PKCδ mediates up-regulation of NOX1 a catalytic subunit of NADPH oxidase via transactivation of the EGF receptor: possible involvement of PKCδ in vascular hypertrophy

摘要

NADPH oxidase is the major source of superoxide production in cardiovascular tissues. We reported previously that PG (prostaglandin) F2α caused hypertrophy of vascular smooth muscle cells by induction of NOX1, a catalytic subunit of NADPH oxidase. PGF2α-induced NOX1 expression was mediated by transactivation of the EGF (epidermal growth factor) receptor and subsequent activation of ERK (extracellular-signal-regulated kinase) 1/2, PI3K (phosphoinositide 3-kinase) and ATF-1 (activating transcription factor-1), a member of the CREB (cAMP-response-element-binding protein)/ATF family.
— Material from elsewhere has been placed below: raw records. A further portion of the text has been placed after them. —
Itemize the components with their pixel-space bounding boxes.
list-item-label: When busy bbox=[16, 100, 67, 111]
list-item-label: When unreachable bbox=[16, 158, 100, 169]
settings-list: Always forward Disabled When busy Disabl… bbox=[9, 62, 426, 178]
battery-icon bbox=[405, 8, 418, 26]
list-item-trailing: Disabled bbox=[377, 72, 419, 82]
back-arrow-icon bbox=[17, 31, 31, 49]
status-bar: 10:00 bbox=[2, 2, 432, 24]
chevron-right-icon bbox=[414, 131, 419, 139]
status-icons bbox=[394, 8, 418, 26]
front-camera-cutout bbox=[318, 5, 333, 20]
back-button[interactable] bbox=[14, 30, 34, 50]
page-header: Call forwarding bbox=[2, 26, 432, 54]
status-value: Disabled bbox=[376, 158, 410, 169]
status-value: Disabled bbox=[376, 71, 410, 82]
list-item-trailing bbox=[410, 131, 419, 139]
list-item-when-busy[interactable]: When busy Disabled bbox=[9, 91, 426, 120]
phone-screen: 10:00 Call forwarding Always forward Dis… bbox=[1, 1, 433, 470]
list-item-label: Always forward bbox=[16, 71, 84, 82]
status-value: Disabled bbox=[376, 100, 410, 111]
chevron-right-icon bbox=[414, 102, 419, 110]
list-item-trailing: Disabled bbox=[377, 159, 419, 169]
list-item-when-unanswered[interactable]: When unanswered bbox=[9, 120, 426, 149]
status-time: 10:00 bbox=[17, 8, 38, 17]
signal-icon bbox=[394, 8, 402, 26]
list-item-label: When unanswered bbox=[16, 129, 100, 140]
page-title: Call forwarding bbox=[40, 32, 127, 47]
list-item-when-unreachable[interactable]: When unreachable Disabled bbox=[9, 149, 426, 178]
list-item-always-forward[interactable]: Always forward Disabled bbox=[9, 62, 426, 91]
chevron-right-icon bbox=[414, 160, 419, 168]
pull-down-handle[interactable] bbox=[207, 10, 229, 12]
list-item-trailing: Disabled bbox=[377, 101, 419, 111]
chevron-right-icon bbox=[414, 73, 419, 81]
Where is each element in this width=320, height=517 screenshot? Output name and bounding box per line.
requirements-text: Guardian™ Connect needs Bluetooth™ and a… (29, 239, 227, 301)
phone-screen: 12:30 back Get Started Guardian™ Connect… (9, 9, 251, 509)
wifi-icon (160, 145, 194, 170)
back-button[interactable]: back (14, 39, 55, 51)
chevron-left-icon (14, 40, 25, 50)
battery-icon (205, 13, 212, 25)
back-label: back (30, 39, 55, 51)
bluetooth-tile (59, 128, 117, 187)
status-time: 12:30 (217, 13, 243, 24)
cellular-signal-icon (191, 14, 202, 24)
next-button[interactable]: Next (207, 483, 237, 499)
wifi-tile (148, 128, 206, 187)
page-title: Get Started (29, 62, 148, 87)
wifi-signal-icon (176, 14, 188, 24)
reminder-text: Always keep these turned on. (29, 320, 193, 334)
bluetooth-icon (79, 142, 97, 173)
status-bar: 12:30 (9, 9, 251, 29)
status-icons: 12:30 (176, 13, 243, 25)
As the receptor for PGF2α is known to activate PKC (protein kinase C), involvement of PKC in up-regulation of NOX1 expression was investigated in A7r5 cells. GF109203x, a non-selective inhibitor of PKC, dose-dependently suppressed the induction of NOX1 mRNA by PGF2α. Whereas an inhibitor of the conventional PKC, Gö 6976, and a PKCϵ translocation-inhibitor peptide had no effect, an inhibitor of PKCδ, rottlerin, significantly attenuated the PGF2α-induced increase in NOX1 mRNA. Gene silencing of PKCδ by RNA interference significantly suppressed the PGF2α-induced increase in NOX1 mRNA, as well as phosphorylation of the EGF receptor, ERK1/2 and ATF-1. Silencing of the PKCδ gene also attenuated the PDGF (platelet-derived growth factor)- induced increase in NOX1 mRNA and transactivation of the EGF receptor. Moreover, the augmented synthesis of the protein induced by PGF2α or PDGF was abolished by gene silencing of PKCδ. These results suggest that PKCδ-mediated transactivation of the EGF receptor is elicited not only by PGF2α, but also by PDGF, and that the subsequent activation of ERK1/2 and ATF-1 leads to up-regulation of NOX1 gene expression and ensuing hypertrophy in the vascular cell lineage.